Adolescents and SRHR: Recent Trends

In the ever-evolving landscape of global health, the past 25 years have witnessed significant transformations in the way society addresses the sexual and reproductive health and rights (SRHR) of adolescents. A recent supplement in the Journal of Adolescent Health delves into the strides made, the hurdles faced, and the critical areas that demand attention for the decade ahead. This article aims to explore the positive trends, lingering challenges, and the path forward in advancing adolescent SRHR.

Positive Trends

Since the International Conference on Population and Development (ICPD) in 1994, adolescent sexuality and SRHR have gained prominence on the global agenda. With an additional 163 million adolescents reaching the age of 10-19, there are now 1.2 billion adolescents globally, each with diverse interests, needs, and concerns.

Encouragingly, there have been notable improvements in certain aspects of adolescent SRHR. Adolescents today tend to initiate sexual activity later; they are less likely to have sex with a partner who they are not married to or living with and more likely to use condoms when they are sexually active. Girls, in particular, exhibit positive trends with lower rates of early marriage, increased contraceptive use, and improved maternal health care access. Instances of female genital mutilation have decreased, recognized as a significant victory for human rights.

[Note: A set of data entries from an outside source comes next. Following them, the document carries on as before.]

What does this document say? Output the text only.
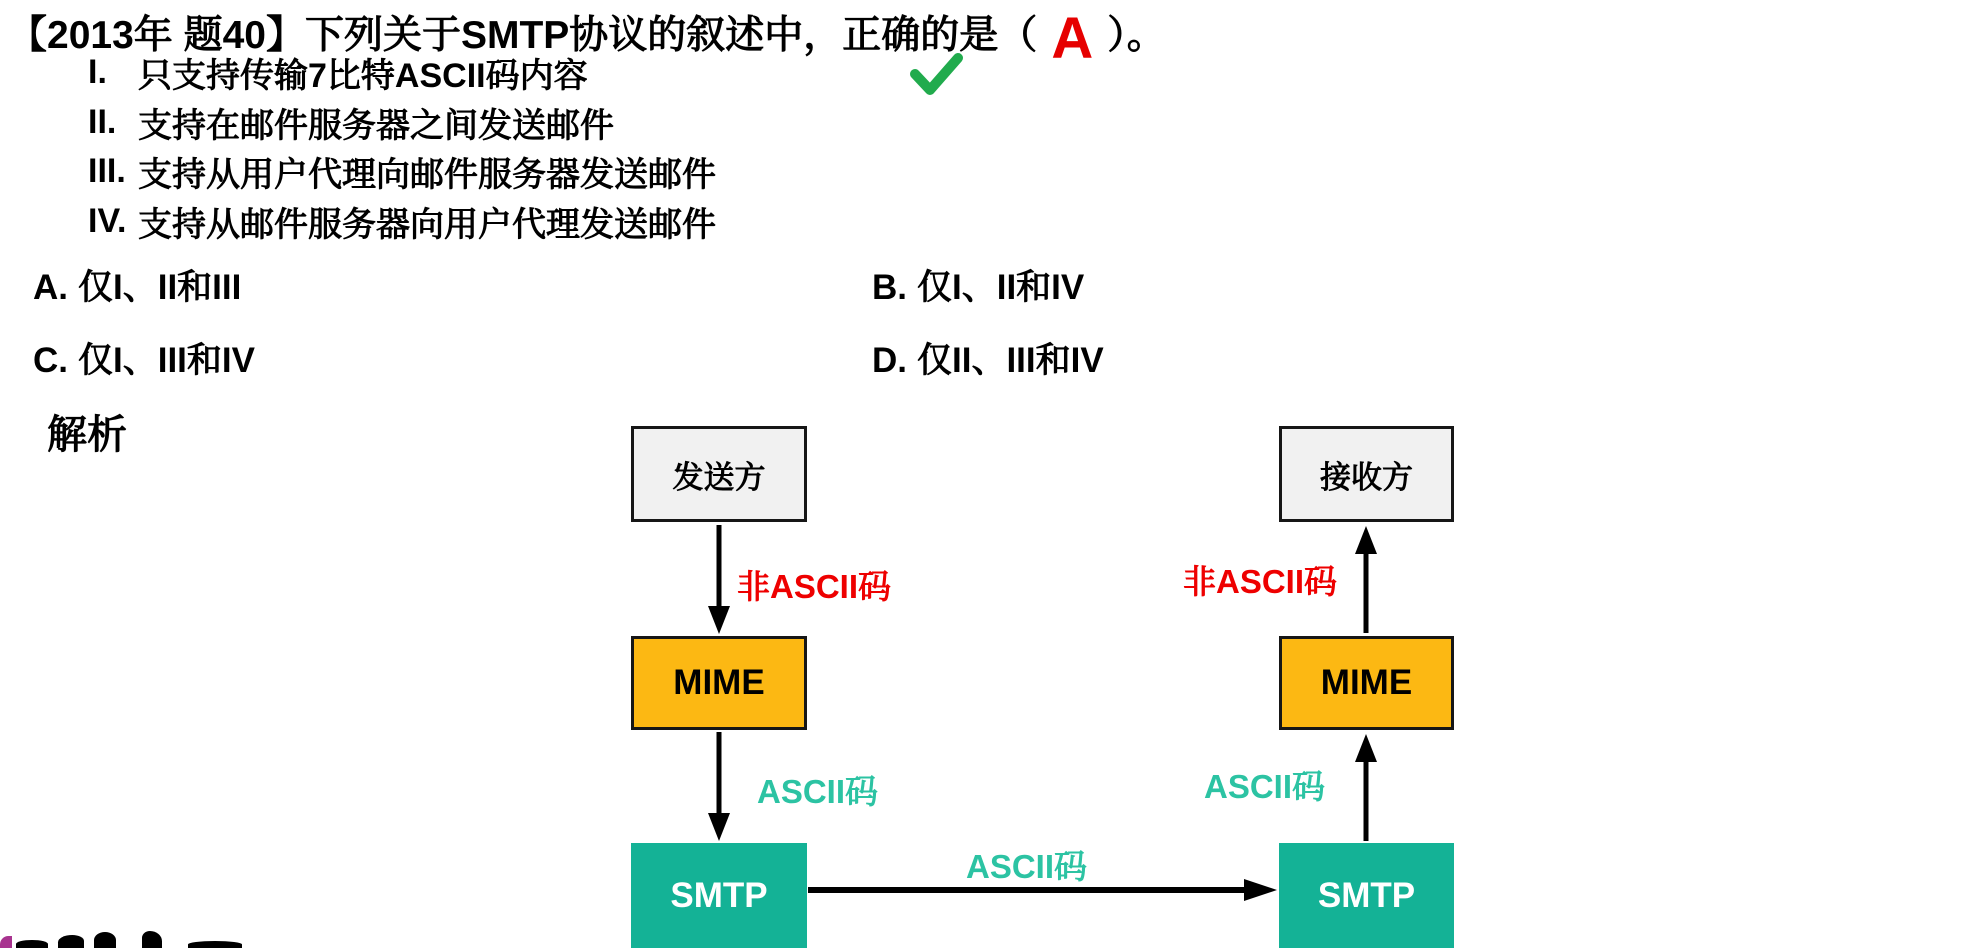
【2013年 题40】下列关于SMTP协议的叙述中，正确的是（ A ）。
I. 只支持传输7比特ASCII码内容
II. 支持在邮件服务器之间发送邮件
III. 支持从用户代理向邮件服务器发送邮件
IV. 支持从邮件服务器向用户代理发送邮件
A. 仅I、II和III	B. 仅I、II和IV
C. 仅I、III和IV	D. 仅II、III和IV
解析
发送方	接收方
MIME	MIME
SMTP	SMTP
非ASCII码	非ASCII码
ASCII码	ASCII码
ASCII码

Slow Progress and Lingering Challenges

Despite commendable achievements, some key issues in adolescent SRHR still pose challenges. Menstruation remains a taboo topic in many societies, hindering open discussions and awareness. HIV-related deaths among adolescents show little improvement, and rates of sexually transmitted infections remain high. Alarming levels of physical and sexual intimate partner violence against adolescent girls persist. Additionally, there’s a lack of comprehensive data on unsafe abortions, posing potential risks to adolescents’ mortality and morbidity.

Gender Expectations and Inequalities

The supplement sheds light on persisting gender expectations that adolescents grapple with. Girls are often molded to be ‘modest and polite,’ while boys are encouraged to be ‘brave and independent.’ These expectations contribute to broader inequalities related to poverty, education, and employment, affecting adolescent health and well-being along gender lines. For instance, boys may be more prone to injuries, tobacco, and alcohol use, while girls face higher risks of intimate partner violence.

A Time-Bound Opportunity

The progress made over the last 25 years has elevated adolescent SRHR on global agendas, attracting increased investment and fostering a growing evidence base. Advocacy movements and governmental responses in select countries signal a positive shift. Looking forward, there is a unique opportunity to build on these advancements and empower all adolescents to achieve their full potential.

Strategic Considerations and Future Actions

We, as a society, must emphasize the need for comprehensive SRHR interventions tailored to adolescents, touching upon political and social support, funding, laws and policies, data and evidence, and scalable program implementation. Adolescents have the right to decide about their bodies and access services supporting those rights. The international agenda is increasingly attentive to these needs, signalling a promising era for adolescent SRHR.


As we navigate the complexities of adolescent SRHR in this century, acknowledging progress, confronting challenges, and taking strategic actions are imperative. Policymakers, healthcare professionals, and advocates must use collective efforts to ensure that every adolescent can exercise their right to comprehensive sexual and reproductive health services. By staying committed to these goals, the world can pave the way for a healthier and more equitable future for the adolescent population.